The cluster runs fine until nobody can answer what, exactly, is running on it. The repo says one thing, the cluster says another, and the gap grows a little wider every time someone fixes something by hand at 2am.
Ship It: Argo is a hands-on handbook for platform engineers who want to close that gap permanently. It teaches the full Argo ecosystem (Argo CD, Argo Rollouts, Argo Workflows, and Argo Events) not as four separate tools, but as one coherent system: a self-driving delivery platform where Git is the spine and everything else is automation built around it.
What you'll build
Every chapter adds to a single running service called Snapshot, a real image-processing API that genuinely needs all four tools.

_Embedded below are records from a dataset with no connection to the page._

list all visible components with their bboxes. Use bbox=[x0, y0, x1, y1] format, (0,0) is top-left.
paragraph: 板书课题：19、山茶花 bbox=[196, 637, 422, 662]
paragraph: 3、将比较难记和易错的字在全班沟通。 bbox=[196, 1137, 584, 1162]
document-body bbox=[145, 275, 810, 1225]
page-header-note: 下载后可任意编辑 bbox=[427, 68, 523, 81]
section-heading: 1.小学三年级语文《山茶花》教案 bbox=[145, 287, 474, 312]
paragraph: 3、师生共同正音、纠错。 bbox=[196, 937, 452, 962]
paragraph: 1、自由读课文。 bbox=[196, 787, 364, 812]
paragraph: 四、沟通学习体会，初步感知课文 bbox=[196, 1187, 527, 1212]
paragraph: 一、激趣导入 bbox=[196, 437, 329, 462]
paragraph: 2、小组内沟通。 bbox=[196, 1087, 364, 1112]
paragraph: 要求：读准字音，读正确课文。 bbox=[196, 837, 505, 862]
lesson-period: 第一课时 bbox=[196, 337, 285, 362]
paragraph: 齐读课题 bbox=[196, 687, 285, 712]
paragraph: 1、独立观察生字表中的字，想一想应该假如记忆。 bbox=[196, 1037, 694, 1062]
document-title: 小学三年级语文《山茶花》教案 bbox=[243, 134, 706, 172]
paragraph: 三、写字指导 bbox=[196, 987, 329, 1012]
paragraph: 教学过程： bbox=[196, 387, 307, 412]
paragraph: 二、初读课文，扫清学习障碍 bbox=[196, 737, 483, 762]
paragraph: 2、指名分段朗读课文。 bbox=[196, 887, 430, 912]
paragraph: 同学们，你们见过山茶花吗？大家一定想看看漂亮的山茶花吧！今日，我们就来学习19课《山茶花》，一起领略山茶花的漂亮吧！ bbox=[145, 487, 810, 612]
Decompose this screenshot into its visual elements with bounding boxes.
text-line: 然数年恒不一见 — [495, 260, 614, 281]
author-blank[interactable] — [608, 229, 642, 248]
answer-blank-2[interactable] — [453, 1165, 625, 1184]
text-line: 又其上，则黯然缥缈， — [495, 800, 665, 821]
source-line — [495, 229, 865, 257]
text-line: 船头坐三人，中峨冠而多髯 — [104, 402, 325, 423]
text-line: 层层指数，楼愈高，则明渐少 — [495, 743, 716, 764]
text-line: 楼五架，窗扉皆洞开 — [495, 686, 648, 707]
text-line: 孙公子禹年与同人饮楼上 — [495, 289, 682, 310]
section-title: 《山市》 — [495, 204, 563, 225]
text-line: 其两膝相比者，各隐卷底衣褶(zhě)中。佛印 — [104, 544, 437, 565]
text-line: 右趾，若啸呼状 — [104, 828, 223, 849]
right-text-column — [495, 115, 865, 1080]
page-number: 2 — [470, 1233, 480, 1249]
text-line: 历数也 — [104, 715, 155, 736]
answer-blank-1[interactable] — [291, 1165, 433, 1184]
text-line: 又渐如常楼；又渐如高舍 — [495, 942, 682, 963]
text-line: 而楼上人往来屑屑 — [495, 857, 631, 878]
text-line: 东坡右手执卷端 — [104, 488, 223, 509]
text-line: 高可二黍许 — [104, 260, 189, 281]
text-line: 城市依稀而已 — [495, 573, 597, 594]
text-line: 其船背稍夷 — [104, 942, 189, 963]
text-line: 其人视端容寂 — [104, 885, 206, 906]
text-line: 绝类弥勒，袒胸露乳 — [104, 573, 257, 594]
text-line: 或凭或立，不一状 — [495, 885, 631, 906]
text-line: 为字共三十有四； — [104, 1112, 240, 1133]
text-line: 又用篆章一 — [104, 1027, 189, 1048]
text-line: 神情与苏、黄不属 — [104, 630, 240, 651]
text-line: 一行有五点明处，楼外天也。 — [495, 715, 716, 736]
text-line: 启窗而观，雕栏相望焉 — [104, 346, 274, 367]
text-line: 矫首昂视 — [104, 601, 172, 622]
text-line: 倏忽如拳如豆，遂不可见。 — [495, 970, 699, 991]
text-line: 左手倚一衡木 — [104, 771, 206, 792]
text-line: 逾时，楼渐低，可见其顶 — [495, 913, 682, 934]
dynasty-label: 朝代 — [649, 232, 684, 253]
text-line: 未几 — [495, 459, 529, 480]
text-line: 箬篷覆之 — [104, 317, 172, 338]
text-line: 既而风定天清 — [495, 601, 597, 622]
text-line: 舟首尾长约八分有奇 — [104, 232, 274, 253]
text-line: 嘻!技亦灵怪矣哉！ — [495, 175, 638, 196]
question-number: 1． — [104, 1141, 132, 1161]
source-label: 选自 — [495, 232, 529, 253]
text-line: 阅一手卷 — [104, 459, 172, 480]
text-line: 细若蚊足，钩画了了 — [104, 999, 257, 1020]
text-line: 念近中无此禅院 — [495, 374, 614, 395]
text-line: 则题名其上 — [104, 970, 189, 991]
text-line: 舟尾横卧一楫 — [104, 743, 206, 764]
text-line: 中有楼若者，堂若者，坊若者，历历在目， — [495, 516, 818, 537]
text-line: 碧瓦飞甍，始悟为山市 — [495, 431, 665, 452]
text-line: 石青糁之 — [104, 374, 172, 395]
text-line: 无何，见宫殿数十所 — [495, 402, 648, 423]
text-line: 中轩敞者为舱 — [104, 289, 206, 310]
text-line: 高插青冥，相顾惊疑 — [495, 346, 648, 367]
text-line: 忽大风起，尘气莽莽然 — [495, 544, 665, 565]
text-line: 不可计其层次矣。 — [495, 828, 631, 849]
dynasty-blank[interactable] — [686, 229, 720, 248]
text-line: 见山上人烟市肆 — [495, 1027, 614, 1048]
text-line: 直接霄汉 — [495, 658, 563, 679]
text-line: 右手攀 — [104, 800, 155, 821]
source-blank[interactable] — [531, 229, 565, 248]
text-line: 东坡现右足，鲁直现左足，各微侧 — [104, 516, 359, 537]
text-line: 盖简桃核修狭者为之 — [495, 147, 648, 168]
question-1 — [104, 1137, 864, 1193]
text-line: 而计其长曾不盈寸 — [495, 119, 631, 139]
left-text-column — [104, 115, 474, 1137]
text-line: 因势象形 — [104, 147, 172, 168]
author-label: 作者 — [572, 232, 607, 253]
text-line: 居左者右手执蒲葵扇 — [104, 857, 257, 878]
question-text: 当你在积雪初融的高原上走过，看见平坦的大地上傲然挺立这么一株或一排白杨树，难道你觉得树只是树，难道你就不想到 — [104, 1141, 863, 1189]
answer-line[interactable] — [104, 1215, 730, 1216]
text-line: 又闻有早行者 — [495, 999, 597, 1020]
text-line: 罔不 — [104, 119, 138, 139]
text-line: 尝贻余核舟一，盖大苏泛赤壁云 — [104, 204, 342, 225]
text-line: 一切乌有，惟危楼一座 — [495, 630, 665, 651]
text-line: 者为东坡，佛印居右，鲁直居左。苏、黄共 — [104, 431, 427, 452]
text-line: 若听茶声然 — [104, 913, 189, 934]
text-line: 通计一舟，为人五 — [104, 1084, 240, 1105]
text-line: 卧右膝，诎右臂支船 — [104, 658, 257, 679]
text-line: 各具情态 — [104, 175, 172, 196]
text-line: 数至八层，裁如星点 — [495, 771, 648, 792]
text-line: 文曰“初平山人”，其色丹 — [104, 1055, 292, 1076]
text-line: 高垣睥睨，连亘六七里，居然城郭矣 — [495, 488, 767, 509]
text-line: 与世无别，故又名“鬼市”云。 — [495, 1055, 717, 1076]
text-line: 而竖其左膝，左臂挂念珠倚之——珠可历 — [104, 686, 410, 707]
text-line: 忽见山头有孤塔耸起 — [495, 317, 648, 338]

By the end, a developer's git push triggers a build, a metric-judged canary release, and a fully automated rollback if things go wrong. No human in the loop on the happy path. No duct tape holding it together.
What's covered
- The GitOps idea: why pull beats push, why drift is a disease, and what it actually costs to fix it
- Argo CD: declarative deployment, self-healing, Kustomize overlays, app-of-apps, ApplicationSets, and a clear-eyed treatment of the promotion problem and secrets management
- Argo Rollouts: canary releases with real traffic splitting, automated analysis against Prometheus metrics, and blue-green for when gradual exposure is the wrong shape
- Argo Workflows: DAG-based pipelines, parallel steps, artifact passing, and the write-back pattern that commits image tags to Git without breaking your security model
- Argo Events: webhook sources, the EventBus, Sensors with filters and parameter extraction, and how a GitHub push becomes a production deploy with no human relay
- Production: RBAC, observability, scaling, and the anti-patterns that bite teams who skip Part 6
What makes this different
The book is honest. It tells you the rough edges: the promotion problem the docs skip, the self-heal gotcha that turned one team's on-call shift into a forty-minute fight with their own tooling, the secrets trap that bites everyone eventually. It doesn't pretend GitOps is easy or that the tools are magic. It shows you how they actually work, where they fit together, and where to be careful. You can stop at the end of any part and have a working system. If all you ever want is GitOps deployment, Part 2 is a complete book.
Who this is for
Platform engineers, SREs, and senior developers who run Kubernetes in production and want their delivery pipeline to be a system they trust at 3am, not a series of manual steps held together by tribal knowledge.
Requirements: Kubernetes basics, a cluster you can break (local is fine), and a willingness to install a CLI or two as you go.